Women, War and Hip Hop in Mexico

Authors

  • Hettie Malcomson University of Southampton

Abstract

This article endeavours to push scholarship away from analysing resistance from a universalist (white, liberal, masculinist, global northern) perspective by exploring how an intersectional framework facilitates taking an anti-essentialist approach to both resistance and resistant subjects. By examining how young women protest against the high numbers of homicides, systematic violence and widespread impunity in Mexico through rap music, this article argues that a focus on activist discourses has tended to result in essentialising resistance, thereby erasing certain tensions, marginalised experiences and oppositional voices. The article centres around ethnographic encounters with two rappers: Oaxaca-based activist, Mare Advertencia Lírika, and Torreón-based non-activist, Rabia Rivera. It provides a detailed analysis of their participation in a written rap battle on the theme of ‘war’. It reveals that rap songs encouraging introspection can be as political as explicitly activist songs, and that the aim of both can be to shift people’s understandings and promote change.
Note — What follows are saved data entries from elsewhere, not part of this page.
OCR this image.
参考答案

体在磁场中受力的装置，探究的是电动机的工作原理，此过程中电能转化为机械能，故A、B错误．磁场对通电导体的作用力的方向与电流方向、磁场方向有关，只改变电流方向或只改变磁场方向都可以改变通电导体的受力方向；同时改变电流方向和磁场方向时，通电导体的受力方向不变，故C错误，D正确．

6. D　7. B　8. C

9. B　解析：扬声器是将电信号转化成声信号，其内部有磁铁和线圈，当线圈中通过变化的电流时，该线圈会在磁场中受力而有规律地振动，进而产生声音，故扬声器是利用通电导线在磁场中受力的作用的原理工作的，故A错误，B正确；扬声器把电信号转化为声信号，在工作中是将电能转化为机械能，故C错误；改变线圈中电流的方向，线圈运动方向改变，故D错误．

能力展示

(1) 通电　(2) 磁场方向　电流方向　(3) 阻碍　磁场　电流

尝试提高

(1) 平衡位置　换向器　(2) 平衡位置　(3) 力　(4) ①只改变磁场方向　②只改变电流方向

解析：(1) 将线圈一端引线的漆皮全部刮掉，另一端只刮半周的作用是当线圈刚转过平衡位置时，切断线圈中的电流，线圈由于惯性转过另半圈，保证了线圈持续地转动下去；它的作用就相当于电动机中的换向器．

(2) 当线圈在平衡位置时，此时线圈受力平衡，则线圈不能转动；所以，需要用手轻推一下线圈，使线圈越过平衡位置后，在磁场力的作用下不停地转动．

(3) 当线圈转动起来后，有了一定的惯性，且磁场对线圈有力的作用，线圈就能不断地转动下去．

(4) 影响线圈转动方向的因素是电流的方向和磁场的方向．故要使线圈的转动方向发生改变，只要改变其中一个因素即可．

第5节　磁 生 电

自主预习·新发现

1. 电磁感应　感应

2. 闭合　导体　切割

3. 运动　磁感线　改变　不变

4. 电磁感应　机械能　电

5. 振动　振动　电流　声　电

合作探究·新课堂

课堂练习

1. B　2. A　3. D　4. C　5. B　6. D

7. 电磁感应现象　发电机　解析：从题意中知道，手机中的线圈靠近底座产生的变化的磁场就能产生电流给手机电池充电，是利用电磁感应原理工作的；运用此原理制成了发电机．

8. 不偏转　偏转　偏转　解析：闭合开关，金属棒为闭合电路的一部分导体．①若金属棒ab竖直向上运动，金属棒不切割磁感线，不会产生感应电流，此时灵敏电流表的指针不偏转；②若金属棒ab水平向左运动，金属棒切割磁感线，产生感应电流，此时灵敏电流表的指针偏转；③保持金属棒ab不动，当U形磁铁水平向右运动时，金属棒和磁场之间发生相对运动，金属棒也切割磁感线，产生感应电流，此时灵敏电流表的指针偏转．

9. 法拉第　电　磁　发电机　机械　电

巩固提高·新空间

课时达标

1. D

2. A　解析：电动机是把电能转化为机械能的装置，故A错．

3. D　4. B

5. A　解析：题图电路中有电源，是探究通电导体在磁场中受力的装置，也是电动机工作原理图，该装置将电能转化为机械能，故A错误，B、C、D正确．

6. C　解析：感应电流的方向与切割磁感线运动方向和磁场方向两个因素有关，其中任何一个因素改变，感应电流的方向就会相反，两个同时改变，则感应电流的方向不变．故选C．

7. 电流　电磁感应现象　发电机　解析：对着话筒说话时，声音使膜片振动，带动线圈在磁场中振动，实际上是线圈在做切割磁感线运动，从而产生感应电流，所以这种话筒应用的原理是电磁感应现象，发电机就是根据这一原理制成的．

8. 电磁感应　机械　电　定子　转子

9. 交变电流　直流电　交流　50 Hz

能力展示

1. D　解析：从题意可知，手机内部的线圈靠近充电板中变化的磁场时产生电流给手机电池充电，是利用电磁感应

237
This is significant because it is only by attending to distinct actors’ positionalities, to their similarities and differences, that negotiation can be collectively enabled to fight violence in Mexico.

Author Biography

Hettie Malcomson, University of Southampton

Hettie Malcomson is Associate Professor of Ethnomusicology at the University of Southampton. She trained in sociology, ethnomusicology and anthropology. Her work explores what the ethnographic study of music reveals about social inequalities. She has interrogated manifestations of racism, ageism and sexism through Mexican danzón; hierarchies of artistic and knowledge production through British new music; and, most recently, experiences of violence in Mexico through hip-hop. She received the honourable mention for the Society for Ethnomusicology’s Bruno Nettl Prize.